Containers offer a challenge to traditional server virtualisation. Specifically, offering isolation of services, efficiency and ease of deployment, containers provide a modern paradigm for many different types of service including micro services.
In support of any cloud environments, containers are stored in registries and then deployed from there to the required environment. This allows the same containers to be deployed in many places (clouds) concurrently.
Once deployed, it is simple to run many instances of a container to provide both scale and resilience.
Kubernetes is an environment created by Google. It exists to orchestrate containers in a fault tolerant manner, such that if a container fails Kubernetes will automatically rip it down and replace that component.
Further, Kubernetes allows for Auto Scaling and within defined parameters will automatically scale up or down the number of container replicas running a given service.
In this way the cluster can scale to meet the need under any load conditions.
There are basically, three cloud deployment models that can be adopted.

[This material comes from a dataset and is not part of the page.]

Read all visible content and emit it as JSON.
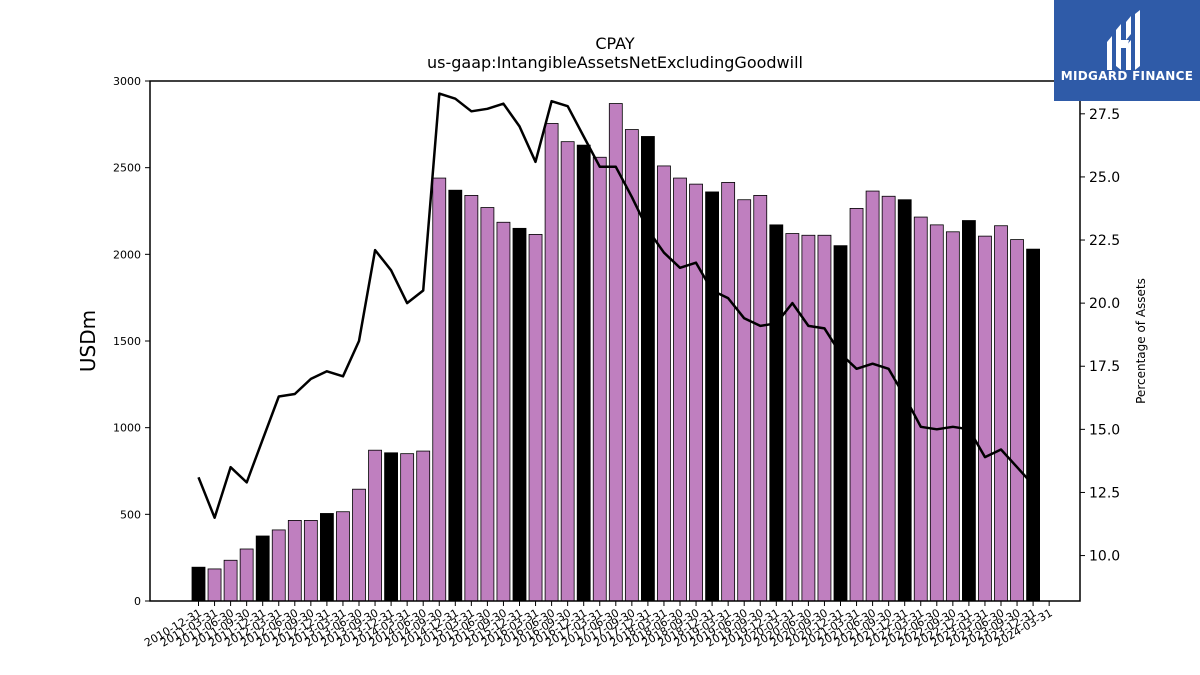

It is probably fair to say that which of the above models you adopt will depend where your business is on its cloud journey.

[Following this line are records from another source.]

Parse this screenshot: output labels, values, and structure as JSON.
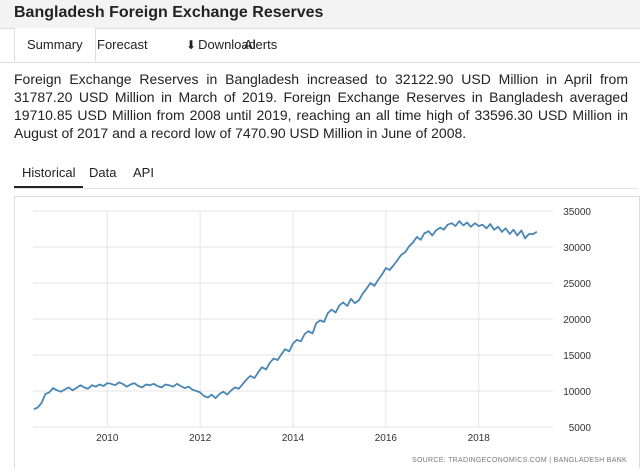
{
  "header": {
    "title": "Bangladesh Foreign Exchange Reserves"
  },
  "tabs": [
    {
      "label": "Summary",
      "active": true
    },
    {
      "label": "Forecast"
    },
    {
      "label": "Download",
      "icon": "download-icon"
    },
    {
      "label": "Alerts"
    }
  ],
  "summary_text": "Foreign Exchange Reserves in Bangladesh increased to 32122.90 USD Million in April from 31787.20 USD Million in March of 2019. Foreign Exchange Reserves in Bangladesh averaged 19710.85 USD Million from 2008 until 2019, reaching an all time high of 33596.30 USD Million in August of 2017 and a record low of 7470.90 USD Million in June of 2008.",
  "subtabs": [
    {
      "label": "Historical",
      "active": true
    },
    {
      "label": "Data"
    },
    {
      "label": "API"
    }
  ],
  "chart_data": {
    "type": "line",
    "xlim": [
      2008.4,
      2019.6
    ],
    "ylim": [
      5000,
      35000
    ],
    "x_ticks": [
      2010,
      2012,
      2014,
      2016,
      2018
    ],
    "x_tick_labels": [
      "2010",
      "2012",
      "2014",
      "2016",
      "2018"
    ],
    "y_ticks": [
      5000,
      10000,
      15000,
      20000,
      25000,
      30000,
      35000
    ],
    "y_tick_labels": [
      "5000",
      "10000",
      "15000",
      "20000",
      "25000",
      "30000",
      "35000"
    ],
    "grid": true,
    "line_color": "#4a86b4",
    "source": "SOURCE: TRADINGECONOMICS.COM  |  BANGLADESH BANK",
    "series": [
      {
        "x": [
          2008.42,
          2008.5,
          2008.58,
          2008.67,
          2008.75,
          2008.83,
          2008.92,
          2009.0,
          2009.08,
          2009.17,
          2009.25,
          2009.33,
          2009.42,
          2009.5,
          2009.58,
          2009.67,
          2009.75,
          2009.83,
          2009.92,
          2010.0,
          2010.08,
          2010.17,
          2010.25,
          2010.33,
          2010.42,
          2010.5,
          2010.58,
          2010.67,
          2010.75,
          2010.83,
          2010.92,
          2011.0,
          2011.08,
          2011.17,
          2011.25,
          2011.33,
          2011.42,
          2011.5,
          2011.58,
          2011.67,
          2011.75,
          2011.83,
          2011.92,
          2012.0,
          2012.08,
          2012.17,
          2012.25,
          2012.33,
          2012.42,
          2012.5,
          2012.58,
          2012.67,
          2012.75,
          2012.83,
          2012.92,
          2013.0,
          2013.08,
          2013.17,
          2013.25,
          2013.33,
          2013.42,
          2013.5,
          2013.58,
          2013.67,
          2013.75,
          2013.83,
          2013.92,
          2014.0,
          2014.08,
          2014.17,
          2014.25,
          2014.33,
          2014.42,
          2014.5,
          2014.58,
          2014.67,
          2014.75,
          2014.83,
          2014.92,
          2015.0,
          2015.08,
          2015.17,
          2015.25,
          2015.33,
          2015.42,
          2015.5,
          2015.58,
          2015.67,
          2015.75,
          2015.83,
          2015.92,
          2016.0,
          2016.08,
          2016.17,
          2016.25,
          2016.33,
          2016.42,
          2016.5,
          2016.58,
          2016.67,
          2016.75,
          2016.83,
          2016.92,
          2017.0,
          2017.08,
          2017.17,
          2017.25,
          2017.33,
          2017.42,
          2017.5,
          2017.58,
          2017.67,
          2017.75,
          2017.83,
          2017.92,
          2018.0,
          2018.08,
          2018.17,
          2018.25,
          2018.33,
          2018.42,
          2018.5,
          2018.58,
          2018.67,
          2018.75,
          2018.83,
          2018.92,
          2019.0,
          2019.08,
          2019.17,
          2019.25
        ],
        "y": [
          7471,
          7700,
          8300,
          9600,
          9800,
          10400,
          10100,
          9900,
          10200,
          10500,
          10100,
          10400,
          10800,
          10500,
          10300,
          10800,
          10600,
          10900,
          10700,
          11100,
          11000,
          10800,
          11200,
          11000,
          10600,
          10900,
          11100,
          10700,
          10500,
          10900,
          10800,
          11000,
          10700,
          10500,
          10900,
          10800,
          10600,
          11000,
          10700,
          10400,
          10600,
          10200,
          10000,
          9800,
          9300,
          9100,
          9500,
          9000,
          9600,
          9900,
          9500,
          10100,
          10500,
          10300,
          11000,
          11600,
          12100,
          11800,
          12600,
          13300,
          13000,
          13900,
          14500,
          14300,
          15100,
          15800,
          15500,
          16600,
          17100,
          16900,
          17900,
          18300,
          18000,
          19400,
          19800,
          19600,
          20800,
          21300,
          20900,
          21900,
          22300,
          21800,
          22800,
          22200,
          22600,
          23500,
          24200,
          25000,
          24600,
          25400,
          26200,
          27100,
          26800,
          27500,
          28200,
          28900,
          29300,
          30100,
          30600,
          31400,
          31000,
          31900,
          32200,
          31600,
          32300,
          32700,
          32400,
          33100,
          33300,
          32900,
          33600,
          33000,
          33400,
          32800,
          33300,
          32900,
          33100,
          32600,
          33200,
          32400,
          32800,
          32100,
          32600,
          31800,
          32400,
          31600,
          32300,
          31200,
          31800,
          31787,
          32123
        ]
      }
    ]
  }
}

Invariably, businesses start out on one cloud, but this is a crucial point in the cloud adoption journey. It is all to easy to embrace all that a vendor has to offer and find that you have production services that rely of specialised offering, and thence forth you are locked-in to that vendor.
As Larry Larry Ellison said, "the network is the computer". And that has never been more true than it is today!
If you are to embrace a true multi cloud model, then, providing networking that will Seamlessly carry data between providers without bringing it "on premise" is a must.
Recently, the options in this area have increased dramatically. There used to be few solutions and your services needed to be placed close to the data. Thankfully, we now have a few more realistic options.
It must be said, there is no right answer, and the best solution for one organisation many not be the same for another in a very similar business space.
Part of the solution is in knowing where the data is to be accessed. This is because most of the cloud providers charge for sending data out side of there environments. This can be a major factor in determining the operational cost of any given service.
The key thing to remember is, don't let your business become locked-in to a single cloud provider. That is different from choosing to only use offerings from a single business.
As your experience in the cloud grows it is likely that you will want to deploy across many clouds or cherry pick the services that best suits your organisation.